Mr. Veith, himself a working man, wrote this thesis after years of studying and observing Federal Reserve policies vis-a-vis the nation's economy. His study disclosed that in passing the Federal Reserve Act of 1913, Congress delegated to international bankers its constitutional mandate to provide the peoples' money (interest-free) and "to regulate the value thereof." He discovered that the Federal Reserve creates our money out of "thin air" by its inherent power to write checks against no funds, and that such money is loaded to our people and to our government at usurious rates. He charges that our nation's economy is being ravaged, its assets embezzled by planned boom-and-bust cycles, and he foresees the demise of the great American middle class unless the jurisdiction over its money is returned to its elected representatives in Congress as stipulated in the Constitution of the United States.

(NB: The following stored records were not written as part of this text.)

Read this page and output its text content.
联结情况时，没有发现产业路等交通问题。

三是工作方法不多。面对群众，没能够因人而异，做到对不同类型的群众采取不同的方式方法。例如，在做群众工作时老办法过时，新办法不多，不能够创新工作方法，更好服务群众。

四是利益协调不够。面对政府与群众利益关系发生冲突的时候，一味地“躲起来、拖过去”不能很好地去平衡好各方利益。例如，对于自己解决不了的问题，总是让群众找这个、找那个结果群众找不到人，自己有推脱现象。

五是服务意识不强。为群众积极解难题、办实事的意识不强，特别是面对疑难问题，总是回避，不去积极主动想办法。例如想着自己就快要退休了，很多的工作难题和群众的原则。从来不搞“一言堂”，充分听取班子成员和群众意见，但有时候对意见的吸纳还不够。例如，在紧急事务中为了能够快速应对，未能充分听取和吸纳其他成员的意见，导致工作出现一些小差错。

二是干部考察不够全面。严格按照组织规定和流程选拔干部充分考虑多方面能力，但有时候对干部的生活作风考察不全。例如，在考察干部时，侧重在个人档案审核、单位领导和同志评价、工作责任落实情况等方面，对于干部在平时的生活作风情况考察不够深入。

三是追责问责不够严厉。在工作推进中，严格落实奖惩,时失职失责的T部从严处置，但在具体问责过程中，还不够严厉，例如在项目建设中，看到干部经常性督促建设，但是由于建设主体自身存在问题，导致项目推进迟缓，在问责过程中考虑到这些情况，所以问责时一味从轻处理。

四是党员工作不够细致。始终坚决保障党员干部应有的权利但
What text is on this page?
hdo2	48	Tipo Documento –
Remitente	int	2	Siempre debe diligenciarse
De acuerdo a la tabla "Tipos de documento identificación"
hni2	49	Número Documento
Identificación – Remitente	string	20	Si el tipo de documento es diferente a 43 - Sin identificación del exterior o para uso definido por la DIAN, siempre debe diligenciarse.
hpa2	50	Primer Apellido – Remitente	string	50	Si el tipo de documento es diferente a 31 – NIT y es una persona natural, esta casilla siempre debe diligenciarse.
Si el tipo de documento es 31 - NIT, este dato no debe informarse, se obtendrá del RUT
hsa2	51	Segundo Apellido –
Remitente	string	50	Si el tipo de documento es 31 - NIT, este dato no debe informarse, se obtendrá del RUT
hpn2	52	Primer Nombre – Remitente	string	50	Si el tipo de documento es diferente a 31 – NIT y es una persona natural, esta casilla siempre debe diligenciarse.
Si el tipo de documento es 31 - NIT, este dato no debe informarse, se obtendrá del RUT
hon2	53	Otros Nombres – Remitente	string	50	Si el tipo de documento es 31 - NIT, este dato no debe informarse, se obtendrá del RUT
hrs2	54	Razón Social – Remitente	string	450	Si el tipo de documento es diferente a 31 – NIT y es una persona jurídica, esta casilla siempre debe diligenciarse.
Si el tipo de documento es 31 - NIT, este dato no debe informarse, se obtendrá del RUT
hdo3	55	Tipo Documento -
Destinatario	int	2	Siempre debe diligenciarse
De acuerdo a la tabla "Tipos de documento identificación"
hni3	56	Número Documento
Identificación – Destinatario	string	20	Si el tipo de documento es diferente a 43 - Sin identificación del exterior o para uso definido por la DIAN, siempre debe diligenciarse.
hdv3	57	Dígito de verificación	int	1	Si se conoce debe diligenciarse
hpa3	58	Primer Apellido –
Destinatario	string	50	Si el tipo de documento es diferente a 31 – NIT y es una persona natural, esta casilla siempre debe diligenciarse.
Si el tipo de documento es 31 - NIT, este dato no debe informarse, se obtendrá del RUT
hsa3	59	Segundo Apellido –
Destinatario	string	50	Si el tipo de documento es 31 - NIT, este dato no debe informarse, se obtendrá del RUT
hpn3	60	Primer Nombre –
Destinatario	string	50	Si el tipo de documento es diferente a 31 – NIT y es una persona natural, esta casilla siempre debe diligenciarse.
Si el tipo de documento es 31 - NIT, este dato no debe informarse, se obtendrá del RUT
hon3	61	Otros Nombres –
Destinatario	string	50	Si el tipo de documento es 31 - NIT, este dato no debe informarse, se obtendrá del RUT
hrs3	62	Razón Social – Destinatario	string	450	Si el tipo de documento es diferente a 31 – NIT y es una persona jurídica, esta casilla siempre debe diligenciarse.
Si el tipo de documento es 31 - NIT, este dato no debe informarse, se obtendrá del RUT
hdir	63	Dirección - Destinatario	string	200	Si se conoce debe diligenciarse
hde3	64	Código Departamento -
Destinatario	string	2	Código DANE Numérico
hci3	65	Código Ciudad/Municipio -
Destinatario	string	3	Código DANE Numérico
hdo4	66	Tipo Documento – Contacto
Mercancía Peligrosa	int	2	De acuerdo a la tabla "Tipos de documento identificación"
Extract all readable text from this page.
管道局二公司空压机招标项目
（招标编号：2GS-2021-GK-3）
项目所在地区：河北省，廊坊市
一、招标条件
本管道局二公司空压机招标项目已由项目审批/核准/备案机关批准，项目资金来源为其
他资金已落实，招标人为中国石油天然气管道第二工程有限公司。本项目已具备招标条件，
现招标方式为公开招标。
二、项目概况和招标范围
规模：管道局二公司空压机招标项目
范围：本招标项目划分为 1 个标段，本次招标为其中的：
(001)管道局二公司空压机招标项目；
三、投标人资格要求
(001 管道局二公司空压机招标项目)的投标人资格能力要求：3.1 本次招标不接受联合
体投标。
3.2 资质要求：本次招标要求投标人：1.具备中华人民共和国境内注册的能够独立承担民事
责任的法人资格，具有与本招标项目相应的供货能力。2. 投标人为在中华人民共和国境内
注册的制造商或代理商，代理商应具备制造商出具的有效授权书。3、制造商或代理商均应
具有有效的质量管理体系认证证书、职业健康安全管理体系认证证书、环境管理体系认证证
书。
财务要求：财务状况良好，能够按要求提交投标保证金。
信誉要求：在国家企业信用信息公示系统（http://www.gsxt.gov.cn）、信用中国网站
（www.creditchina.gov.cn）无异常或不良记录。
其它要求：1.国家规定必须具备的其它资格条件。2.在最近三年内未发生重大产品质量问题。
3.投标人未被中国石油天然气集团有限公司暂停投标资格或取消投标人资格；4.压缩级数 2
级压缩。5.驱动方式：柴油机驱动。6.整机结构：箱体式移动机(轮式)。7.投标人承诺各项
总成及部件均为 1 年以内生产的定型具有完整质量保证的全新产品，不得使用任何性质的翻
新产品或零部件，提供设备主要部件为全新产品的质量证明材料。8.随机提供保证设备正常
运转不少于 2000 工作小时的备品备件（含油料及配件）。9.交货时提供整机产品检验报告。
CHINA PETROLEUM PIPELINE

This remarkable and eye-opening thesis is not idle speculation, but a soundly reasoned and ably supported proposition. It is a thought-provoking and insightful analysis of the rape of the American economy, and, simultaneously, of the American people, which should stand as a warning to all of us that now is the time to make a change, for only a worse situation can lie ahead. In the Wake of Inflation, can anyone remain silent?